Проверка качества продукта выполнялась с помощью теста на протромбиновое время.

Измеренное время коагуляции составило 11,9 с на нормальной контрольной плазме и 17,2 с на патологической контрольной плазме.

5. Получение реагента для определения протромбинового времени с использованием липосом, предварительно полученных путем добавления по каплям липидного раствора в водную фазу при вихревом движении, когда вихрь создается с помощью магнитной мешалки и вращающего смесительного элемента.
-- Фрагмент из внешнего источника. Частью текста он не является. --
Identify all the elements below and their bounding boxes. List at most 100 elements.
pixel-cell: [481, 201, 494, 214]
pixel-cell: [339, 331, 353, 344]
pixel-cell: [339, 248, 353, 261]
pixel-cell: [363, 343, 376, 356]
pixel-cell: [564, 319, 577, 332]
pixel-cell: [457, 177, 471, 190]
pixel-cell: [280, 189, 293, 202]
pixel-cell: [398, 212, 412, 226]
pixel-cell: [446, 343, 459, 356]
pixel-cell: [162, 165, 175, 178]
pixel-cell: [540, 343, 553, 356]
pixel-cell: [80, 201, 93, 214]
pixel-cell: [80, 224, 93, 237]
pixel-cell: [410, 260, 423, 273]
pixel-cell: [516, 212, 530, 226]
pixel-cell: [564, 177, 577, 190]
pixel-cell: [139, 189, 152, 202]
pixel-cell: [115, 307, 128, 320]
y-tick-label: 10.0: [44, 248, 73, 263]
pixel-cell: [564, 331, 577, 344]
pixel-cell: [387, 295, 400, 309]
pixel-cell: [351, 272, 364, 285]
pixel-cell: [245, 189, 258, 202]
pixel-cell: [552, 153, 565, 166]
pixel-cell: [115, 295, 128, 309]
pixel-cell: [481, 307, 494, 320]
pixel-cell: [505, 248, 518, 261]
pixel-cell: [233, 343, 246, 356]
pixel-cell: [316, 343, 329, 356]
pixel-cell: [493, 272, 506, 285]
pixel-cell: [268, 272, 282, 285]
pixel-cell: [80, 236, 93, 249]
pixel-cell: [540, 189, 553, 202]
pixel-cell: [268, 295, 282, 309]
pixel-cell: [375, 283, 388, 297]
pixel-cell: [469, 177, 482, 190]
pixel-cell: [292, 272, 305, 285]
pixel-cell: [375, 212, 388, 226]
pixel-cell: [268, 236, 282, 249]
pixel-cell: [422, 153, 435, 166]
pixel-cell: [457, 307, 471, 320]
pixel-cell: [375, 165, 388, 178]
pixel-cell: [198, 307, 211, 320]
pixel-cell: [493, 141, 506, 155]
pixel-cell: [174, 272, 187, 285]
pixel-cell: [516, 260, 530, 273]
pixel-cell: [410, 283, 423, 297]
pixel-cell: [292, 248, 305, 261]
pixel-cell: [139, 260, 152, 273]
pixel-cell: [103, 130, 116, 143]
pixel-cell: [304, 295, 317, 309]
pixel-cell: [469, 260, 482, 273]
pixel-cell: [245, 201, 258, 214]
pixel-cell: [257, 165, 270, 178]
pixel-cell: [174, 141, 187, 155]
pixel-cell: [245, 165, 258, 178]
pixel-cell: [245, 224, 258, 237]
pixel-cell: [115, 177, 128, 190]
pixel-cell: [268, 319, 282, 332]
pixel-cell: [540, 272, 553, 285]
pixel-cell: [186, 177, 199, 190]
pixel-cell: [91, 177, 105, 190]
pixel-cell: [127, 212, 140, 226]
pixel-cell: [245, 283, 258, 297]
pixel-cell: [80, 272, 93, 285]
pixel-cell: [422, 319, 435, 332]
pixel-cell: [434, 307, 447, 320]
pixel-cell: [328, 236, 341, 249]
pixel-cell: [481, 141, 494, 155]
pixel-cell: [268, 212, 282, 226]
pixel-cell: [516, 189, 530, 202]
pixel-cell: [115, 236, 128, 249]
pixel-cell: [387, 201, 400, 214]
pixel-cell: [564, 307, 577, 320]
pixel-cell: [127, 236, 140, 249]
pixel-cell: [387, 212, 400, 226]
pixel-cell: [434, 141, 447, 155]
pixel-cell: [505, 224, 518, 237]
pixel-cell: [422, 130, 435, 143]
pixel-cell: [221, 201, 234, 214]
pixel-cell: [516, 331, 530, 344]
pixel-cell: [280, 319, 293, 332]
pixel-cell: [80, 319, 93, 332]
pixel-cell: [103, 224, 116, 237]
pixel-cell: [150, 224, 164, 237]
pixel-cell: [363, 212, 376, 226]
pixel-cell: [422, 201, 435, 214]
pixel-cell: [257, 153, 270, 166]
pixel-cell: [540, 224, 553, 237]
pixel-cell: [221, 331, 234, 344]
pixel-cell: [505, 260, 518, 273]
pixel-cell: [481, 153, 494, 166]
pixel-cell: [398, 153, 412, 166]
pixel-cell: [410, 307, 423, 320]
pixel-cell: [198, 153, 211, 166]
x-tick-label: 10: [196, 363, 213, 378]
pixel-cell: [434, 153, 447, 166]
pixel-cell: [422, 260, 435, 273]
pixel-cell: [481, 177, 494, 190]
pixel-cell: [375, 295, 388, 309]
a. 1 г фосфолипидной смеси, выделенной из порошка из мозга кролика, растворяют в 1 мл смеси хлороформ-метанол с пропорцией 2:1, содержащей 0,5% трифторуксусной кислоты. Полученная смесь геля хранится в жидком состоянии при 55°C.

b. 100 µл фосфолипидного раствора по каплям с помощью шприца вводят в 10 мл раствора 0,07 М трицина и 0,05 М NaN₃, приведенного в быстрое вихревое движение при комнатной температуре (25°C). Значение pH водного раствора устанавливается равным 6,6 с помощью 5М NaOH.

c. Осажденные гранулы липида удаляют.

d. Готовят 0,8 М водный раствор рекомбинантного тканевого фактора.

e. Из липосомной эмульсии и раствора, полученного как описано в пункте d, получают смесь с пропорцией 2:1, смесь оставляют в покое на десять минут.

f. Липосомную эмульсию, содержащую введенный тканевой фактор, разбавляют 3-кратно раствором, содержащим 0,025 М трицина, 0,25 М глицина, 0,11 М NaCl, 0,02M CaCl₂, 0,025 М NaN₃, 16 г/л ПЭГ 4000 и 0,0024 М Полибрена. Значение pH разбавляющего раствора устанавливается равным 7,4 с помощью 5М NaOH.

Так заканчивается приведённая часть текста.